Il Messico respinge il piano di Donald Trump per
combattere il narcotraffico nel Paese. “Gli Stati Uniti non verranno qui”, ha
detto ieri la presidente della “patria del sole” Claudia Sheinbaum.
“Cooperiamo, collaboriamo, ma non ci sarà alcuna invasione. È fuori
discussione, assolutamente fuori discussione”. La dichiarazione è arrivata
contestualmente a quella del ministero degli Esteri messicano: “Non accetteremo
la partecipazione di forze militari statunitensi sul nostro territorio”. Il
Paese ha respinto l’idea del presidente Usa di intervenire militarmente contro
i cartelli della droga da lui bollati come “organizzazioni terroristiche” già a
gennaio, quando aveva dato ordine al Dipartimento di Sicurezza di classificarli
come tali. Ieri, la notizia del New York Times: Trump ha firmato una direttiva
al Pentagono per usare i militari contro i narcos latinoamericani, con
operazioni sia per mare che via terra. Il segretario di Stato statunitense
Marco Rubio è soddisfatto: “Utilizzeremo tutti gli strumenti del potere
americano: agenzie di intelligence, il Dipartimento della Difesa; qualunque
cosa per prendere di mira questi gruppi. Dobbiamo iniziare a trattarli come
organizzazioni terroristiche armate, non semplicemente come organizzazioni di
spaccio di droga”, ha detto. Intanto la Casa Bianca ha schierato migliaia di
truppe da combattimento, droni e aerei spia al confine sud-occidentale degli
Stati Uniti, con l’obiettivo di bloccare il flusso di droga verso nord, in
particolare il fentanyl. A favore del piano, anche Jack Riley, ex vicedirettore
della Drug enforcement agency che ha contribuito alla cattura del boss della
droga Joaquín “El Chapo” Guzmán.
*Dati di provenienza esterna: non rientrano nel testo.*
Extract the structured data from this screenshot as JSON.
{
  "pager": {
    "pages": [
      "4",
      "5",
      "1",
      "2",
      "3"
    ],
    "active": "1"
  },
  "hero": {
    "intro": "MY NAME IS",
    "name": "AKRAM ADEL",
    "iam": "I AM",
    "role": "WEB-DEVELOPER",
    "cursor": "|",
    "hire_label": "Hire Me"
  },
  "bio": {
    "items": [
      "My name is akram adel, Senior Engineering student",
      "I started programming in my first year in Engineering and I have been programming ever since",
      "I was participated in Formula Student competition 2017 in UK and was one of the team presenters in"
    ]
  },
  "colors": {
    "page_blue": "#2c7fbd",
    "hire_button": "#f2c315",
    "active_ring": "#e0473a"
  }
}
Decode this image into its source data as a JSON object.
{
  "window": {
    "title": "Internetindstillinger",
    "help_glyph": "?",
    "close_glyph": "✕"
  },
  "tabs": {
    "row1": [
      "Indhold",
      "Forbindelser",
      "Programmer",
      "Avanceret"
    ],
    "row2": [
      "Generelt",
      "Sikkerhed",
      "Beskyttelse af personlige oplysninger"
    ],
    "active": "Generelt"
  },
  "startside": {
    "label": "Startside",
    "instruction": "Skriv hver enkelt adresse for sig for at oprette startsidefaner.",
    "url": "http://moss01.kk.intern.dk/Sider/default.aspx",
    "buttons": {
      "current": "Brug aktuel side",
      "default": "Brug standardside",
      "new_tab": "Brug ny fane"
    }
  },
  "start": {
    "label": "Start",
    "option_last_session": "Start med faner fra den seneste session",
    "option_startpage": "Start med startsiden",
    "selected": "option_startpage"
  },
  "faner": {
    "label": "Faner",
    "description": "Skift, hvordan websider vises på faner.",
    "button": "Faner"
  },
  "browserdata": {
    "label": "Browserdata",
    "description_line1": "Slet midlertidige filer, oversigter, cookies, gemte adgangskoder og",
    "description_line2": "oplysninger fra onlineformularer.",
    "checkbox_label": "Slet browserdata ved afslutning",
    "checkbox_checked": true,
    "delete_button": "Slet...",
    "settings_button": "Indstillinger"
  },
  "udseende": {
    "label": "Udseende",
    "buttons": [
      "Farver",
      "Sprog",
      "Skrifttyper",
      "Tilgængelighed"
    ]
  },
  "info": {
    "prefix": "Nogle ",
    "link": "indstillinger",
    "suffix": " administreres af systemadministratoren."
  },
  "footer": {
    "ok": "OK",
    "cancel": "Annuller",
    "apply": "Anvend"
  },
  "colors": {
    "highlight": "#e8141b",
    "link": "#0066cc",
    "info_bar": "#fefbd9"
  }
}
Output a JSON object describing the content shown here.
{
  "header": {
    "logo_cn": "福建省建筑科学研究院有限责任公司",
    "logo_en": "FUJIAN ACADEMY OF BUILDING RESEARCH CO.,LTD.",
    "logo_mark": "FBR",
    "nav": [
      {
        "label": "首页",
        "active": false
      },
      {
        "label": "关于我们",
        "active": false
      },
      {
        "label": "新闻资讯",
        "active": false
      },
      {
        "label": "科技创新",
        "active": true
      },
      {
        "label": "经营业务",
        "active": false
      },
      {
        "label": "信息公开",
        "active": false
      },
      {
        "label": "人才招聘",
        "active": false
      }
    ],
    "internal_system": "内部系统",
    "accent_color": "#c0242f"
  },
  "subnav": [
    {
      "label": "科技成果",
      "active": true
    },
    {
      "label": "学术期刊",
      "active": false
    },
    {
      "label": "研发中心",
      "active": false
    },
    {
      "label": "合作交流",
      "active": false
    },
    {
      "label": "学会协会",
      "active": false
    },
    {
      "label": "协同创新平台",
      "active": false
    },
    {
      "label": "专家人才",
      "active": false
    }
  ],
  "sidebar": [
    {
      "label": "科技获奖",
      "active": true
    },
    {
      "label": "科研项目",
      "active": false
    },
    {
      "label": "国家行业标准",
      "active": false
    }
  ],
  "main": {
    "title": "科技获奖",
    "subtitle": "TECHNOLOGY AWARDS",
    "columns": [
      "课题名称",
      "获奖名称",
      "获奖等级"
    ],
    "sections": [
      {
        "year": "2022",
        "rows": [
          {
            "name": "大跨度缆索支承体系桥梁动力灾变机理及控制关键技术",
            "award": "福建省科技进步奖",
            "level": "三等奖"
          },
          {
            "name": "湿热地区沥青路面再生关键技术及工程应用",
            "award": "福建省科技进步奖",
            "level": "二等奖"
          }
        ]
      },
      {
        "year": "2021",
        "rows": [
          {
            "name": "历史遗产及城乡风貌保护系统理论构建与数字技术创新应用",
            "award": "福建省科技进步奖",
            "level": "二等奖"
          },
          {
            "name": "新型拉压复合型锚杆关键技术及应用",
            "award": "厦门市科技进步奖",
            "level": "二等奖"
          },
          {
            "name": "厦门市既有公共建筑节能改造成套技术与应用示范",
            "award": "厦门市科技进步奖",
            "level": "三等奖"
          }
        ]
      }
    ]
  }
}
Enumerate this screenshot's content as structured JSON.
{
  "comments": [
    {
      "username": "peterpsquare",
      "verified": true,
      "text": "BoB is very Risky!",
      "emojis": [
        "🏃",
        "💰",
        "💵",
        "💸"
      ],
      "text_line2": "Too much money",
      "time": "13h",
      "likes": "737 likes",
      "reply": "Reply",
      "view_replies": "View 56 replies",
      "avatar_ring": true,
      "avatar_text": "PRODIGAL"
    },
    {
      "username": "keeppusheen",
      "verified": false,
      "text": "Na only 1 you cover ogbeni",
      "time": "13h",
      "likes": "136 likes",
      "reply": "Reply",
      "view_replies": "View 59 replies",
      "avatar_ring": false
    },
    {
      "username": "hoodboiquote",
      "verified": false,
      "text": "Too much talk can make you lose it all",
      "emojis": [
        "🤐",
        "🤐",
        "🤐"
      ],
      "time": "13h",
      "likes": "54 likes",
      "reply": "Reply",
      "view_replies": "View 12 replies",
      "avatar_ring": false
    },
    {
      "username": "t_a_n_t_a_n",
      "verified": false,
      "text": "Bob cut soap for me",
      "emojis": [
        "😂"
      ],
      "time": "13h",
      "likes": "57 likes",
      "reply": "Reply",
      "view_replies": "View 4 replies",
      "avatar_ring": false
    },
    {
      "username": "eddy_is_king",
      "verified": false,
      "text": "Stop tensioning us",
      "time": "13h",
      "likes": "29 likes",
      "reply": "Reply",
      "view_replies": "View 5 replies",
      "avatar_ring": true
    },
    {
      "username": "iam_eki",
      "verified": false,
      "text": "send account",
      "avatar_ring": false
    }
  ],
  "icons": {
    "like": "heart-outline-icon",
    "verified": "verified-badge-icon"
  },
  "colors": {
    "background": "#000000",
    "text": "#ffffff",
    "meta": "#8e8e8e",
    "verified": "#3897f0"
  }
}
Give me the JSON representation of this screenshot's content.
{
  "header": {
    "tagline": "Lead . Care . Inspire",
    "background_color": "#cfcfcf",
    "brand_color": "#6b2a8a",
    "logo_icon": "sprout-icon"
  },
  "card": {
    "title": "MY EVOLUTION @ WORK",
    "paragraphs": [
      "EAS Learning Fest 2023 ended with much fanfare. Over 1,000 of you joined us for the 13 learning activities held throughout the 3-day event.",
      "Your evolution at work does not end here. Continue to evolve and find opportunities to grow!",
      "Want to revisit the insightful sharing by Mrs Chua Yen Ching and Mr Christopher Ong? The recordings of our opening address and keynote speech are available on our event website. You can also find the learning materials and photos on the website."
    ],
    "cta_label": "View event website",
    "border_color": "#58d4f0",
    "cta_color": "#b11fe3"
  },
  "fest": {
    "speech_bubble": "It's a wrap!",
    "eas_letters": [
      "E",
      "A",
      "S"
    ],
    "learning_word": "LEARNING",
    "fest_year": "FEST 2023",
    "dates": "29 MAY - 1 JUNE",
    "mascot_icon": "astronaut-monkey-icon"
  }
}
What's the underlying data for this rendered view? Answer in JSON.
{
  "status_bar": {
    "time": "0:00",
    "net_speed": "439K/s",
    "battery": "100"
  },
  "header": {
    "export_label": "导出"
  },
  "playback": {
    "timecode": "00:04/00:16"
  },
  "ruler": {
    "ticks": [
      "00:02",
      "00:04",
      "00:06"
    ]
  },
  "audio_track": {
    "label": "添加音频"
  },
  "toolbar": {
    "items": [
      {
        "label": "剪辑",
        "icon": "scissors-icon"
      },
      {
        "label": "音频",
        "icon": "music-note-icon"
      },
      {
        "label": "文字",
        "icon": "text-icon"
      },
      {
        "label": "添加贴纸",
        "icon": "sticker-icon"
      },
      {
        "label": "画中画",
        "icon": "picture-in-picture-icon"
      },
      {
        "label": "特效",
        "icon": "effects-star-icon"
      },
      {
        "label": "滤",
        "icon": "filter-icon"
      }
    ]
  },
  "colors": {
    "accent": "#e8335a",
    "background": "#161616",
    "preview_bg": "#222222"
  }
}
Tuttavia, Riley ha fatto notare che le misure
prese da Trump potrebbero trovare alcuni ostacoli ancora prima che le truppe
mettano piede su suolo messicano. A febbraio, il Dipartimento di Stato Usa ha
designato Tren de Aragua, Mara Salvatrucha (nota come Ms-13) e diversi altri
gruppi come organizzazioni terroristiche straniere: “Sono una minaccia alla
sicurezza nazionale che va oltre quella rappresentata dalla criminalità
organizzata tradizionale”. Poche settimane fa ha aggiunto il Cartel de los
Soles, venezuelano, affermando che a guidarlo sarebbe lo stesso presidente
Nicolàs Maduro.
da “Il Fatto Quotidiano”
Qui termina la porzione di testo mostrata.